The human rights struggle at the heart of this new production? Marriage equality.
Gavin Creel, who plays Claude in the current production, is openly gay and serves as a co-chair of Broadway Impact, a group fighting for marriage equality. In a recent interview, Creel says that marriage equality is the “civil rights cause of our time.” The cast of the musical is so committed to lesbian and gay rights that it persuaded its producers to cancel its performance on October 11 so the cast will be able attend a national gay rights march, organized in response to Proposition 8 in California.
The famous New York Times reviewer Clive Barnes had noted that the 1967 production of Hair included tolerance of homosexuality. Today’s production moves beyond tolerance to a full-blown celebration of same-sex love and experience. Because of this, Hair has not lost its edge.
Gay Visibility
As a gay man, it is natural for me to see elements of my own story in Claude’s story. Faced with decisions to embrace who he is as a flower child or to respond to the voices of authority around him, Claude clings to an escapist desire to be invisible. Lesbians and gays have been taught throughout our civil rights battle that invisibility is our enemy; that silence equals death. Harvey Milk’s message that coming out is the essential instrument for change remains the core message of LGBT political activism. But coming out is not a one- time declaration. Coming out means being visible in our relationships, at our place of employment, and in our politics. We must be continuously visible.
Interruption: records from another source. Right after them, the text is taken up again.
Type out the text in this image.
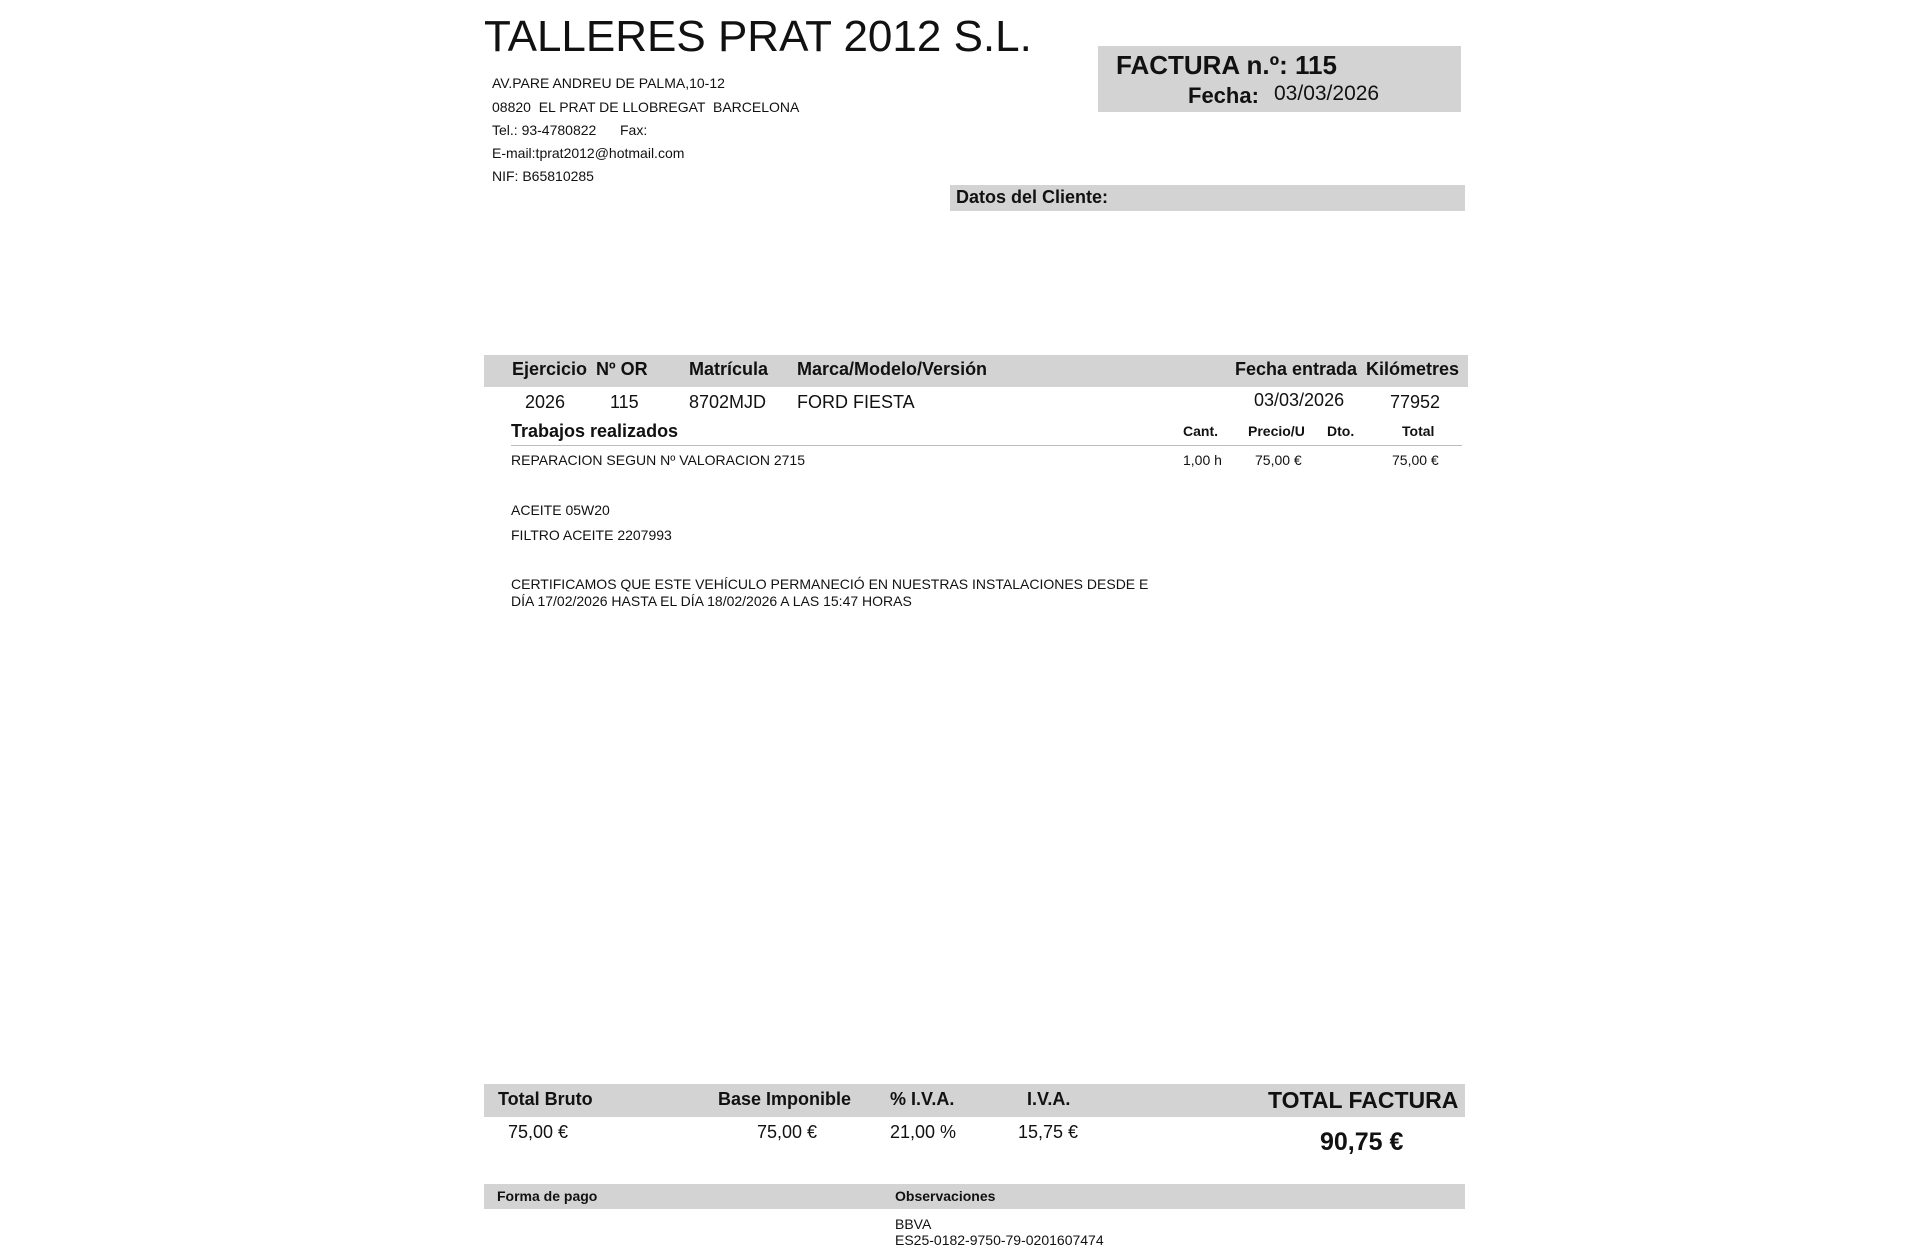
TALLERES PRAT 2012 S.L.
AV.PARE ANDREU DE PALMA,10-12
08820  EL PRAT DE LLOBREGAT  BARCELONA
Tel.: 93-4780822 Fax:
E-mail:tprat2012@hotmail.com
NIF: B65810285
FACTURA n.º: 115
Fecha: 03/03/2026
Datos del Cliente:
Ejercicio Nº OR Matrícula Marca/Modelo/Versión	Fecha entrada Kilómetres
2026 115	8702MJD FORD FIESTA	03/03/2026	77952
Trabajos realizados	Cant. Precio/U Dto.	Total
REPARACION SEGUN Nº VALORACION 2715	1,00 h 75,00 €	75,00 €
ACEITE 05W20
FILTRO ACEITE 2207993
CERTIFICAMOS QUE ESTE VEHÍCULO PERMANECIÓ EN NUESTRAS INSTALACIONES DESDE E
DÍA 17/02/2026 HASTA EL DÍA 18/02/2026 A LAS 15:47 HORAS
Total Bruto	Base Imponible % I.V.A.	I.V.A.	TOTAL FACTURA
75,00 €	75,00 €	21,00 %	15,75 €	90,75 €
Forma de pago	Observaciones
BBVA
ES25-0182-9750-79-0201607474
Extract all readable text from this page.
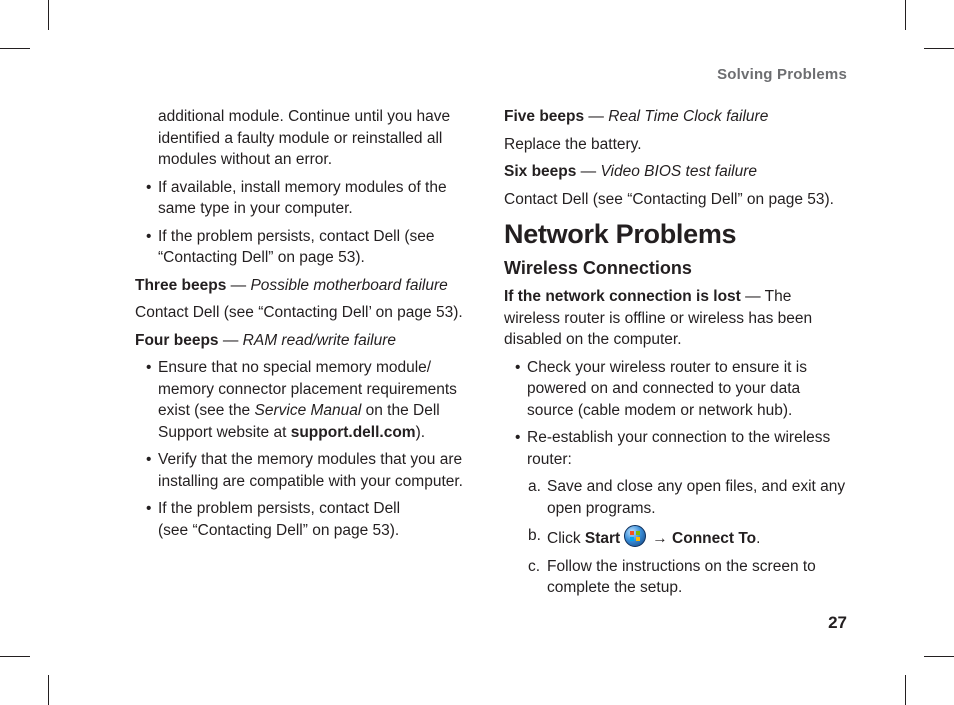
Solving Problems
additional module. Continue until you have
identified a faulty module or reinstalled all
modules without an error.
• If available, install memory modules of the same type in your computer.
• If the problem persists, contact Dell (see “Contacting Dell” on page 53).
Three beeps — Possible motherboard failure
Contact Dell (see “Contacting Dell’ on page 53).
Four beeps — RAM read/write failure
• Ensure that no special memory module/ memory connector placement requirements exist (see the Service Manual on the Dell Support website at support.dell.com).
• Verify that the memory modules that you are installing are compatible with your computer.
• If the problem persists, contact Dell
(see “Contacting Dell” on page 53).
Five beeps — Real Time Clock failure
Replace the battery.
Six beeps — Video BIOS test failure
Contact Dell (see “Contacting Dell” on page 53).
Network Problems
Wireless Connections
If the network connection is lost — The wireless router is offline or wireless has been disabled on the computer.
• Check your wireless router to ensure it is powered on and connected to your data source (cable modem or network hub).
• Re-establish your connection to the wireless router:
a. Save and close any open files, and exit any open programs.
b. Click Start → Connect To.
c. Follow the instructions on the screen to complete the setup.
27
While he doesn’t realize it until it’s too late, invisibility will equal death for Claude. At the climax of the show, the audience is surprised to learn that the popular song “Let the Sun Shine In” is sung at the point of tragedy, expressing a desperate yearning for hope in the face of loss.
With lesbian and gay rights as the backdrop, Hair can inspire a new generation to open up closet doors, let the sun shine in, and embrace visibility. That is a sacrifice that can save lives.